Sukses

Jaminan Pendidikan untuk Bocah SD Korban Kekerasan Seksual di Malang

Liputan6.com, Surabaya - Kepala Dinas Pendidikan dan Kebudayaan (Disdikbud) Kota Malang Suwarjana memastikan telah menjamin 100 persen pendidikan bocah korban kekerasan seksual dan perundungan, khususnya di tingkat SD dan SMP.

"Kami jamin 100 persen untuk melanjutkan pendidikan. Monggo mau dimana pun seandainya mau pindah ke sekolah lain, kami carikan," ujar Suwarjana, Minggu (28/11/2021), dikutip dari TimesIndonesia.

Suwarjana juga memastikan bahwa pihak Pemprov Jatim sendiri nantinya juga bakal menjamin pendidikan korban tersebut untuk jenjang SMA.

"Kewenangan kami sampai SMP. Kalau SMA saya yakin provinsi pun juga pasti sama (memberi jaminan)," ungkapnya.

Perlu diketahui, korban bernama Wati (bukan nama sebenarnya) menjadi korban kekerasan seksual hingga perundungan yang juga dilakukan oleh sekitar 10 anak di bawah umur.

Dari 10 anak yang telah diperiksa, Polresta Malang Kota juga telah menetapkan 7 tersangka yang dimana tersangka tersebut termasuk pelaku pencabulan dan dalang dari pengeroyokan, yakni suami istri.

Suwarjana menegaskan bahwa seluruh biaya sekolah bagi korban seluruhnya gratis. Hal itu termasuk fasilitas seragam hingga buku yang disiapkan.
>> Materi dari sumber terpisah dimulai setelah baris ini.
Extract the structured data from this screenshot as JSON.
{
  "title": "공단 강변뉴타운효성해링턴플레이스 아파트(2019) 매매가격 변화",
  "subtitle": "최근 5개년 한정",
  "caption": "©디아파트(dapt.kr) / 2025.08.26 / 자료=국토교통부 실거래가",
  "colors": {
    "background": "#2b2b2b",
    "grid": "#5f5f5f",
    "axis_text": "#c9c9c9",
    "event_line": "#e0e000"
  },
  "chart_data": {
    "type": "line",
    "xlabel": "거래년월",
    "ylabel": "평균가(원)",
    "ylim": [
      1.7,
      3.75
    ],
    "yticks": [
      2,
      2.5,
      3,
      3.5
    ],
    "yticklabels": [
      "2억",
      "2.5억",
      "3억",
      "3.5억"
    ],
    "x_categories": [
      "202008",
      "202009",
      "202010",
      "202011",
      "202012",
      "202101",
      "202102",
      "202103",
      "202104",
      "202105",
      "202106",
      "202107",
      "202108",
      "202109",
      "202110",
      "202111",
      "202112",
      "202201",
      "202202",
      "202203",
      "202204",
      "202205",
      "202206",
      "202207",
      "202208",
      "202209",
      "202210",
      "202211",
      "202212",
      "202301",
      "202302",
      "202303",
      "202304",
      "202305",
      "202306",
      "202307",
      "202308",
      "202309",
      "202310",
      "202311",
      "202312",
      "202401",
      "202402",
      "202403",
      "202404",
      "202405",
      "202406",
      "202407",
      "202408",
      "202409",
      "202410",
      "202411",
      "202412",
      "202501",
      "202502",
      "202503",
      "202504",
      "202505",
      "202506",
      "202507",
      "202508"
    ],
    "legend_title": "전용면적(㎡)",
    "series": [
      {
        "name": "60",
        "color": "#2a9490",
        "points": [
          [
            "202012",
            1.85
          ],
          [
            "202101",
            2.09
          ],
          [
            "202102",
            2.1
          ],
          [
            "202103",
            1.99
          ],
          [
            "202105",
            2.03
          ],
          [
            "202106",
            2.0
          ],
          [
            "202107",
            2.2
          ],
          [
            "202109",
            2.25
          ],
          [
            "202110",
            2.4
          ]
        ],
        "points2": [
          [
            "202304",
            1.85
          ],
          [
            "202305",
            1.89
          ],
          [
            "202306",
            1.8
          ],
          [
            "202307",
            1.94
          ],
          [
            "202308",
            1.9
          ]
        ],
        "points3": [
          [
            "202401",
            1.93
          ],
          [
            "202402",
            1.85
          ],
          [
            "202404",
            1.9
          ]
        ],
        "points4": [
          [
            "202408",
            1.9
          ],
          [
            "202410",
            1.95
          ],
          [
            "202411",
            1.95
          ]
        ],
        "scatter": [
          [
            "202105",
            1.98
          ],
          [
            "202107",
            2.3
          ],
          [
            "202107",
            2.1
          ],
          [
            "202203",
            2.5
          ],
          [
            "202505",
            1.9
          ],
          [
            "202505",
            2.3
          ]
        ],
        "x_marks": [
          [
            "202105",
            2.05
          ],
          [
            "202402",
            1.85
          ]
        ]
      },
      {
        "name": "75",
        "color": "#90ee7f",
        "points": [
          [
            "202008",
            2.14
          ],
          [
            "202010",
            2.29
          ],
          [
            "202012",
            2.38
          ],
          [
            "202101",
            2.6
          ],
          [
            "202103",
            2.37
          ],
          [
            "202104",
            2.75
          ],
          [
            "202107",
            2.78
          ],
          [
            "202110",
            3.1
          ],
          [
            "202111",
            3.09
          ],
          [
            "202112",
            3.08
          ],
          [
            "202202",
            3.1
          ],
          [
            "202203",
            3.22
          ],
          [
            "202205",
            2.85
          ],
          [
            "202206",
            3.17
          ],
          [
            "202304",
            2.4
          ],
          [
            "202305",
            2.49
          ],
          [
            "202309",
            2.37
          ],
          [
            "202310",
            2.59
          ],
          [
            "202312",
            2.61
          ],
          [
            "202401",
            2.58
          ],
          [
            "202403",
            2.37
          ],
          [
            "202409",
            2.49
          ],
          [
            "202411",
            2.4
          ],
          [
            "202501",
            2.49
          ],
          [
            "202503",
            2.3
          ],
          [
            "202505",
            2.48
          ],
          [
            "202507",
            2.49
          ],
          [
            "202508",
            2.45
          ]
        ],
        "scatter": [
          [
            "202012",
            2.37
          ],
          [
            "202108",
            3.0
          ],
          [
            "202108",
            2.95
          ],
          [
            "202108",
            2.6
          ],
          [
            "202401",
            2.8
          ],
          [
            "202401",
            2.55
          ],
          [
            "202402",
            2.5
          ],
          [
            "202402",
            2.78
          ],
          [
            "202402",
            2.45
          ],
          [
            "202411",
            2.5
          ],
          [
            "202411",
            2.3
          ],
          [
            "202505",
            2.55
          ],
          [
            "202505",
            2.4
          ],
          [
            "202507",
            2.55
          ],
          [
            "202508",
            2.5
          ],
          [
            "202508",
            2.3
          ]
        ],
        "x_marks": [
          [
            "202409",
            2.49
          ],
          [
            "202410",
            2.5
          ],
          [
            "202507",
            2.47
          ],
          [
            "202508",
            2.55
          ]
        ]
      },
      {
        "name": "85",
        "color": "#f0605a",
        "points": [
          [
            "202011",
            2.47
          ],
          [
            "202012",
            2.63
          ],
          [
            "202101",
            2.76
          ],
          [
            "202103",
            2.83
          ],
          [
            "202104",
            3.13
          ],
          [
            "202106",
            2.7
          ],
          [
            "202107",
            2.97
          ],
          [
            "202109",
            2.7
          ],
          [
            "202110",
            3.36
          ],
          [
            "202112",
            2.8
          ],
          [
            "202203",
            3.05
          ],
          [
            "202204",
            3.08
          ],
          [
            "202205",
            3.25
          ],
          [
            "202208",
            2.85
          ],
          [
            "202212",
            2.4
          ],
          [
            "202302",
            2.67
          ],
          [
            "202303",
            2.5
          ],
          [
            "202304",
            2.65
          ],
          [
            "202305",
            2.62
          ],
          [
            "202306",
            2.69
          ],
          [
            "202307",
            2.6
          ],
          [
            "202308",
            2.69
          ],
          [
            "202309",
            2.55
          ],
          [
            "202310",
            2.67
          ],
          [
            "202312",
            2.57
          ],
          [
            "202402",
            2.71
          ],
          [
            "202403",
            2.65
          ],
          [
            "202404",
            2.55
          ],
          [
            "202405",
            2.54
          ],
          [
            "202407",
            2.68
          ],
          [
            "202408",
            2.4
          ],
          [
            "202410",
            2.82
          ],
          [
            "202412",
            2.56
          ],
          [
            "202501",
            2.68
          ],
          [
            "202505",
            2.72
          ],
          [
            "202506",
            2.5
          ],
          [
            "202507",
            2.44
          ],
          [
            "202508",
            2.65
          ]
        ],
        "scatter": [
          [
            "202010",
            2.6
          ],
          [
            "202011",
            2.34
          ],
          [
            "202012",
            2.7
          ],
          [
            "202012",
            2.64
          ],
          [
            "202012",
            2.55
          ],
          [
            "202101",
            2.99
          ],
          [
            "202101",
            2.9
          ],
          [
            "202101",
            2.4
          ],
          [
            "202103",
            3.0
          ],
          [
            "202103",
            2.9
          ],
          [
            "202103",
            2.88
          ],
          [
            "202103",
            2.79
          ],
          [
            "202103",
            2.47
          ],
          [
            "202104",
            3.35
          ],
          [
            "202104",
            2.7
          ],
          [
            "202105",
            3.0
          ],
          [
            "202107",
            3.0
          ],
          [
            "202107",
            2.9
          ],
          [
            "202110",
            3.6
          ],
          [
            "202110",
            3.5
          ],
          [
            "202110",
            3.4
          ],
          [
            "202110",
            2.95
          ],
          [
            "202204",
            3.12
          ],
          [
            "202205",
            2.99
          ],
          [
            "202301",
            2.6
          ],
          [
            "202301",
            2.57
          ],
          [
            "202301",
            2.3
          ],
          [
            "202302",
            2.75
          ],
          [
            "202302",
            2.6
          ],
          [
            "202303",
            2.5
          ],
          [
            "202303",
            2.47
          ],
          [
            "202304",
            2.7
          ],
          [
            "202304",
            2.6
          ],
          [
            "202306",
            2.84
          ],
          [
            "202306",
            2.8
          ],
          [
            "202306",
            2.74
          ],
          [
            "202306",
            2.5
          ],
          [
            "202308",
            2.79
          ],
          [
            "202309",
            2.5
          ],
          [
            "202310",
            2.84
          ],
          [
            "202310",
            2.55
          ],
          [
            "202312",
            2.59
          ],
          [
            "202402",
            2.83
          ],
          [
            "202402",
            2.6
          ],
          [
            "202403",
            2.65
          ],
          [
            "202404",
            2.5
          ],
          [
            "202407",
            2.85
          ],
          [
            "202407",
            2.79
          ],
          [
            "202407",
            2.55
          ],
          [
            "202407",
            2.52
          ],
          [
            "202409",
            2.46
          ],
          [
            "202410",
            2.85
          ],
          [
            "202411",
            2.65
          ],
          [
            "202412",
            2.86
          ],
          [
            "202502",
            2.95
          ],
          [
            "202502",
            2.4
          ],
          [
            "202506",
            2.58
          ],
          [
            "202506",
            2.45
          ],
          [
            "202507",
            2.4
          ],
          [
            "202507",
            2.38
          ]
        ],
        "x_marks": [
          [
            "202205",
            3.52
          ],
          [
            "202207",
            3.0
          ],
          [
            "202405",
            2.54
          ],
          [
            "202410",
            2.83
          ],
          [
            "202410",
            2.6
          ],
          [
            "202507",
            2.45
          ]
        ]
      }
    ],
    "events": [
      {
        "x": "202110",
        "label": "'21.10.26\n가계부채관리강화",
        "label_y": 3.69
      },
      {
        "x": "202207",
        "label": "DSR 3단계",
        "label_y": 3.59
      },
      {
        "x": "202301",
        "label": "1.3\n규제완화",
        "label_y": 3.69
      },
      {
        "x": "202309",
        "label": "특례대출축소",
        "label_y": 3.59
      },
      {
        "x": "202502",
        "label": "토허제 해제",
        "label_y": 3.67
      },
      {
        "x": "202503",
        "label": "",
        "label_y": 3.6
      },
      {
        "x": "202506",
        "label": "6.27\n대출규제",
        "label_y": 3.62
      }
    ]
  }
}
"Kita masukan di sekolah negeri, kan gratis semua. Cuma kalau seragam, kita siapkan untuk seragam umum, seperti kalau SD itu seragam merah putih, kalau SMP kan putih biru, termasuk seragam pramuka kita tanggung. Tapi yang tidak itu untuk seragam olahraga, kan setiap sekolah ada almamater masing-masing. Tapi saya yakin sekolah juga memberik kebebasan nanti," jelasnya.

 

* Untuk mengetahui kebenaran informasi yang beredar, silakan WhatsApp ke nomor 0811 9787 670 hanya dengan ketik kata kunci yang diinginkan.

2 dari 2 halaman

Bebas Memilih

Korban yang saat ini masih duduk di SD kelas 6, nantinya untuk naik ke jenjang SMP, pihak Disdikbud Kota Malang membebaskan korban untuk masuk ke sekolah negeri yang mana.

Pemkot Malang nanti akan memberikan rekomendasi atau beberapa pilihan untuk ditentukan bagi korban pencabulan dan perundungan tersebut.

"Terserah dia mau yang milih juga boleh. Kita siapkan semua. Kami jamin semua pembelajarannya. Buku-buku kita siapkan semua," pungkasnya.